Coins vs kiosks: what’s the real difference?
| Feature | Coin-Operated Systems | Payment Kiosks |
|---|---|---|
| Customer friction | High | Low |
| Maintenance | Frequent | Centralised |
| Security risk | Higher | Lower |
| Data visibility | None | Detailed |
| Average spend | Lower | Higher |
Seen this way, the choice becomes less about technology and more about behaviour, efficiency, and control.
Frequently asked questions
Do older customers struggle with kiosks?
Most don’t. Clear screens and familiar payment methods make adoption easier than many owners expect.
Can kiosks still accept cash?
Yes. Many systems support both cash and cashless payments, easing the transition.
Will removing coins upset regulars?
Only briefly. Once people experience the convenience, resistance fades quickly.

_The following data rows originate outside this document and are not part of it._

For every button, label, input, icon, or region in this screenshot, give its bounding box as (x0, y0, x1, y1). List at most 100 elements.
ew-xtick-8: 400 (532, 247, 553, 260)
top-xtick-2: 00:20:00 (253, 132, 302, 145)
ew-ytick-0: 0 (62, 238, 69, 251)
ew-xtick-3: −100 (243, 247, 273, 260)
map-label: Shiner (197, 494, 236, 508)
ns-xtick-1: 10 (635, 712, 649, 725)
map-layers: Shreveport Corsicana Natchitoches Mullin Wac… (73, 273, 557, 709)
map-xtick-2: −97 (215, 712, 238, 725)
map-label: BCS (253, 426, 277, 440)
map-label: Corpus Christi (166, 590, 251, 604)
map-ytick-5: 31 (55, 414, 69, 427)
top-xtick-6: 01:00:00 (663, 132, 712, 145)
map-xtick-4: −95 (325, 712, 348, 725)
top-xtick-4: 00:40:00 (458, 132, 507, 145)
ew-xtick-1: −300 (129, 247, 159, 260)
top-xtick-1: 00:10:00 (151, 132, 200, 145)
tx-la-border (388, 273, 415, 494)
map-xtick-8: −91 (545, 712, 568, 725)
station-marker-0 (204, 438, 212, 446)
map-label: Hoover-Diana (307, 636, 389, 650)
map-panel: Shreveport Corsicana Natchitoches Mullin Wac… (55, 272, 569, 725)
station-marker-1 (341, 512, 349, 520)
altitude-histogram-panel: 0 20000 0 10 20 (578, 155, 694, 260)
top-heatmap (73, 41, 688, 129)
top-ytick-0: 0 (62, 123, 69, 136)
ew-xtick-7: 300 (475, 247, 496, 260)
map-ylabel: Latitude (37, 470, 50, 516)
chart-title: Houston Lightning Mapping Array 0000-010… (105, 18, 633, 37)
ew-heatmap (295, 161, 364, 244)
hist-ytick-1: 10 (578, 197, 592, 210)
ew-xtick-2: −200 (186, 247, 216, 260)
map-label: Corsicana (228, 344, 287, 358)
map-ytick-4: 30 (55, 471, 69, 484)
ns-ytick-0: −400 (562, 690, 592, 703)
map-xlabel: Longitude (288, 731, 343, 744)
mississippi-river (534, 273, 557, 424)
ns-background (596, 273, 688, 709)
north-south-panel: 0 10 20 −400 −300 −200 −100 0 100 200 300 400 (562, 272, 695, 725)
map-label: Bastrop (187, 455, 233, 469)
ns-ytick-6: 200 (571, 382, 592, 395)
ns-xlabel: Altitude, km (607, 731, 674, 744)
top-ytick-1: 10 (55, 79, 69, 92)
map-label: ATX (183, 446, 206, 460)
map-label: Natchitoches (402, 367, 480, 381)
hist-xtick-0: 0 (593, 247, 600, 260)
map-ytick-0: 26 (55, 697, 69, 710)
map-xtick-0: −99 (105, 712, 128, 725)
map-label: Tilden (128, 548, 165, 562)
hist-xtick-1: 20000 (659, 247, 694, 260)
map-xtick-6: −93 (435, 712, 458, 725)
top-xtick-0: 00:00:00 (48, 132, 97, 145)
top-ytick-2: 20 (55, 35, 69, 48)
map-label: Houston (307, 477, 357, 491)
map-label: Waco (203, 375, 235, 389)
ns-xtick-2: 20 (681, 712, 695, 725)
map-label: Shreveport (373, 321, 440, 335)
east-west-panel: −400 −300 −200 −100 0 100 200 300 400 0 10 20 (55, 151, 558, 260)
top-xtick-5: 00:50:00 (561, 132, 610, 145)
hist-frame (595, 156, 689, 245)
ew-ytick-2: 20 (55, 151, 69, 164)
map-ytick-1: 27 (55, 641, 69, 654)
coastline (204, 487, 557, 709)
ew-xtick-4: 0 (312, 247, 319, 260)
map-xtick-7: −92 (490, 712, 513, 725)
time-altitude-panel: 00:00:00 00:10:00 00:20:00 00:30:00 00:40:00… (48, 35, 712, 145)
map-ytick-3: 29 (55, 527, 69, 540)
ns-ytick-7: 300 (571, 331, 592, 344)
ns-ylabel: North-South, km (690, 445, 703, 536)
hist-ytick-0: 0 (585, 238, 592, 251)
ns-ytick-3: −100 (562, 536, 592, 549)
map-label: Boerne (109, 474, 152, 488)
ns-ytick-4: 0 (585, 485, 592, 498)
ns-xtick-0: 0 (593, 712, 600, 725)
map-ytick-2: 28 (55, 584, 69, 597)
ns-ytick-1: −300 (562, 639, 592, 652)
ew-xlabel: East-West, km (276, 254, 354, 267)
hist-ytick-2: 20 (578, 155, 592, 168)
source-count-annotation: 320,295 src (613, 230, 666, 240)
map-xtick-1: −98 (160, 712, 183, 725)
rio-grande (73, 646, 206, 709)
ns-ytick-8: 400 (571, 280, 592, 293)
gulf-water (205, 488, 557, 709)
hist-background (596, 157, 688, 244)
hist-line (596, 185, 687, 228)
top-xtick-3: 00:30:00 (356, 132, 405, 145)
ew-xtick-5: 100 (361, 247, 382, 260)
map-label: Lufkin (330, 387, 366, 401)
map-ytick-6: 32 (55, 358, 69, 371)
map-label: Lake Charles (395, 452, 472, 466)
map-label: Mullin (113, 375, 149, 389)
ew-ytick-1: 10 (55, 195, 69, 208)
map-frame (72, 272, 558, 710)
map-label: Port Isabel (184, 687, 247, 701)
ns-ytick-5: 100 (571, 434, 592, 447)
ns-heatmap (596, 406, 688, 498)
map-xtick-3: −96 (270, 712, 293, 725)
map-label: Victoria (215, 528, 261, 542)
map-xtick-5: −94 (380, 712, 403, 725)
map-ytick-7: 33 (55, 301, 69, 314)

The quiet shift that keeps paying off
Payment kiosks don’t shout. They just work—reducing friction, smoothing decisions, and nudging customers to spend a little more without feeling pushed.
Over time, those small behavioural nudges add up. Less stress. Fewer problems. Better margins.
And for laundromat owners looking to modernise without reinventing their business, adopting a well-designed laundromat kiosk often becomes one of those decisions that feels obvious in hindsight.